Of Butterflies and Parenting
Parenting. It's a maze. It's a trip for which you know the destination, but no one bothers to give you a map. It's a roller coaster. Before I list any more cheesy but true metaphors, I'll give you two comments from my boys that happened this weekend:
- We were in Lexington on Saturday. We decided to stop at one of the larger malls in the city. This mall has, as one of its anchors, a Dick's Sporting Goods, which, to the amazement of all three of my guys, is two stories. So, while we were parking, G asked, "Is this the mall with the two-story dick?" (I kid you not; he was totally serious, and had no idea what he had said.)
- Today at dinner, J (the younger one) was telling us about school. He told us that in math, they were learning to simplify "Dolly Parton" fractions. Apparently his teachers have told him that fractions which are bigger in the numerator (the top number) than the denominator (the bottom number) are "Dolly Parton" fractions.

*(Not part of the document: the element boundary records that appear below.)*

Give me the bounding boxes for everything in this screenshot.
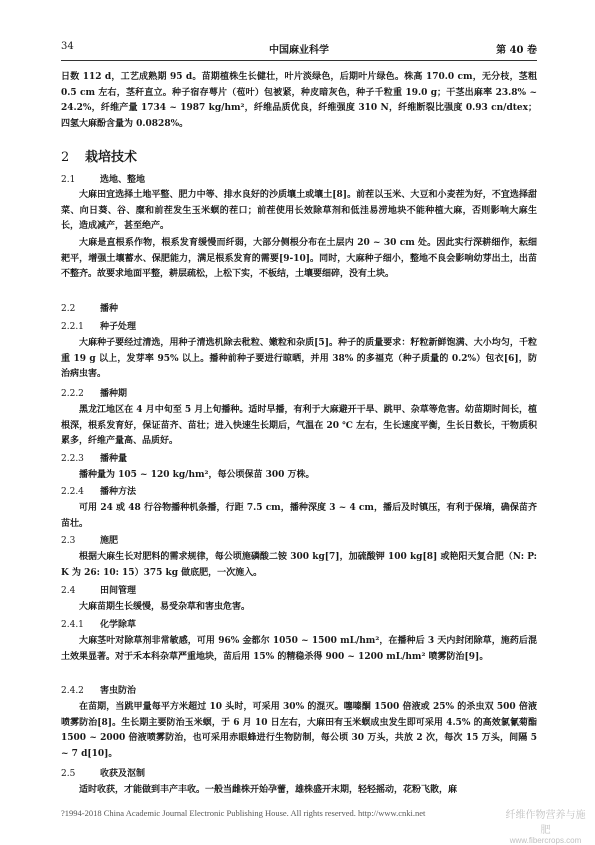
- subsubsection-number: 2.2.2: [61, 389, 84, 399]
- subsubsection-heading: [61, 618, 136, 632]
- subsection-heading: [61, 767, 145, 781]
- subsection-number: 2.1: [61, 175, 76, 185]
- subsubsection-title: 化学除草: [100, 620, 137, 630]
- subsection-title: 田间管理: [100, 586, 137, 596]
- paragraph: 可用 24 或 48 行谷物播种机条播，行距 7.5 cm，播种深度 3 ~ 4 cm，播后及时镇压，有利于保墒，确保苗齐苗壮。: [61, 503, 537, 529]
- paragraph: 在苗期，当跳甲量每平方米超过 10 头时，可采用 30% 的混灭。噻嗪酮 1500 倍液或 25% 的杀虫双 500 倍液喷雾防治[8]。生长期主要防治玉米螟，于 6 月 10 日左右，大麻田有玉米螟成虫发生即可采用 4.5% 的高效氯氰菊酯 1500 ~ 2000 倍液喷雾防治，也可采用赤眼蜂进行生物防制，每公顷 30 万头，共放 2 次，每次 15 万头，间隔 5 ~ 7 d[10]。: [61, 702, 537, 760]
- subsection-heading: [61, 173, 145, 187]
- subsubsection-title: 害虫防治: [100, 686, 137, 696]
- subsubsection-number: 2.2.4: [61, 487, 84, 497]
- subsubsection-heading: [61, 387, 127, 401]
- subsubsection-heading: [61, 684, 136, 698]
- subsubsection-number: 2.4.1: [61, 620, 84, 630]
- subsection-number: 2.3: [61, 536, 76, 546]
- paragraph: 大麻是直根系作物，根系发育缓慢而纤弱，大部分侧根分布在土层内 20 ~ 30 cm 处。因此实行深耕细作，耘细耙平，增强土壤蓄水、保肥能力，满足根系发育的需要[9-10]。同时，大麻种子细小，整地不良会影响幼芽出土，出苗不整齐。故要求地面平整，耕层疏松，上松下实，不板结，土壤要细碎，没有土块。: [61, 238, 537, 280]
- paragraph: 大麻种子要经过清选，用种子清选机除去秕粒、嫩粒和杂质[5]。种子的质量要求：籽粒新鲜饱满、大小均匀，千粒重 19 g 以上，发芽率 95% 以上。播种前种子要进行晾晒，并用 38% 的多福克（种子质量的 0.2%）包衣[6]，防治病虫害。: [61, 338, 537, 380]
- paragraph: 大麻苗期生长缓慢，易受杂草和害虫危害。: [79, 602, 251, 612]
- header-rule: [61, 60, 537, 61]
- volume-label: 第 40 卷: [496, 45, 537, 56]
- subsubsection-number: 2.4.2: [61, 686, 84, 696]
- subsection-number: 2.4: [61, 586, 76, 596]
- subsubsection-number: 2.2.3: [61, 454, 84, 464]
- subsection-title: 施肥: [100, 536, 119, 546]
- watermark-url: www.fibercrops.com: [509, 836, 582, 845]
- subsection-number: 2.2: [61, 304, 76, 314]
- paragraph: 根据大麻生长对肥料的需求规律，每公顷施磷酸二铵 300 kg[7]，加硫酸钾 100 kg[8] 或艳阳天复合肥（N: P: K 为 26: 10: 15）375 kg 做底肥，一次施入。: [61, 552, 537, 578]
- watermark: [503, 806, 588, 845]
- subsubsection-title: 播种方法: [100, 487, 137, 497]
- running-head: [61, 41, 537, 55]
- paragraph: 适时收获，才能做到丰产丰收。一般当雌株开始孕蕾，雄株盛开末期，轻轻摇动，花粉飞散，麻: [79, 785, 458, 795]
- subsubsection-heading: [61, 320, 136, 334]
- subsection-heading: [61, 534, 118, 548]
- paragraph: 大麻茎叶对除草剂非常敏感，可用 96% 金都尔 1050 ~ 1500 mL/hm²，在播种后 3 天内封闭除草，施药后混土效果显著。对于禾本科杂草严重地块，苗后用 15% 的精稳杀得 900 ~ 1200 mL/hm² 喷雾防治[9]。: [61, 636, 537, 662]
- subsubsection-title: 播种量: [100, 454, 128, 464]
- subsubsection-heading: [61, 452, 127, 466]
- journal-title: 中国麻业科学: [269, 45, 329, 56]
- section-title: 栽培技术: [85, 150, 138, 165]
- subsection-heading: [61, 584, 136, 598]
- subsubsection-title: 播种期: [100, 389, 128, 399]
- intro-paragraph: 日数 112 d，工艺成熟期 95 d。苗期植株生长健壮，叶片淡绿色，后期叶片绿色。株高 170.0 cm，无分枝，茎粗 0.5 cm 左右，茎秆直立。种子宿存萼片（苞叶）包被紧，种皮暗灰色，种子千粒重 19.0 g；干茎出麻率 23.8% ~ 24.2%，纤维产量 1734 ~ 1987 kg/hm²，纤维品质优良，纤维强度 310 N，纤维断裂比强度 0.93 cn/dtex；四氢大麻酚含量为 0.0828%。: [61, 72, 537, 130]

Math is an every day part of my life, and I've never heard that particular phrase, but J will never forget what a "Dolly Parton" fraction is, although he may not remember that they are actually called "improper fractions."
Anyway, I was thinking about parenting today, worried about whether I am doing a good job of it or not. I know that there are major decisions we make with and for our children that can change the paths of their lives. I know those kind of decisions are scary and huge, but that's not what's worrying me today. Today I'm seeing parenting as a compilation of tiny decisions. One small decision after the next. Today I'm worrying about the sum effects of each seemingly inconsequential decision. Nothing major has happened. No earth-shattering decisions like where I will raise my children or what schools they will attend or what church to take them to have come up today. Today seems to have been a string of smaller choices. How much homework help do I give the younger one? How much freedom do I give the older one?
I participated in a class a few years ago (in church) about Stephen Covey's Seven Habits of Highly Effective People. One of these habits is to "begin with the end in mind." That's great advice, and I try to follow it. But how do I predict the effect of something that seems inconsequential, but probably isn't? How do I predict the "butterfly" effect of a decision? Ever heard of the butterfly effect? Two definitions:
- The "Butterfly Effect", or more technically the "sensitive dependence on initial conditions", is the essence of chaos.
- A pretty bad movie with Ashton Kutcher -- "change one thing; change everything."
I was told today in Sunday school that I think too much. Sometimes I do. Sometimes I don't think at all. Right now, I'm going to choose option #2 (and go watch some mindlessly entertaining TV), and not worry about whether I've used affect and effect correctly in this post.
But I'll never stop worrying about this parenting thing.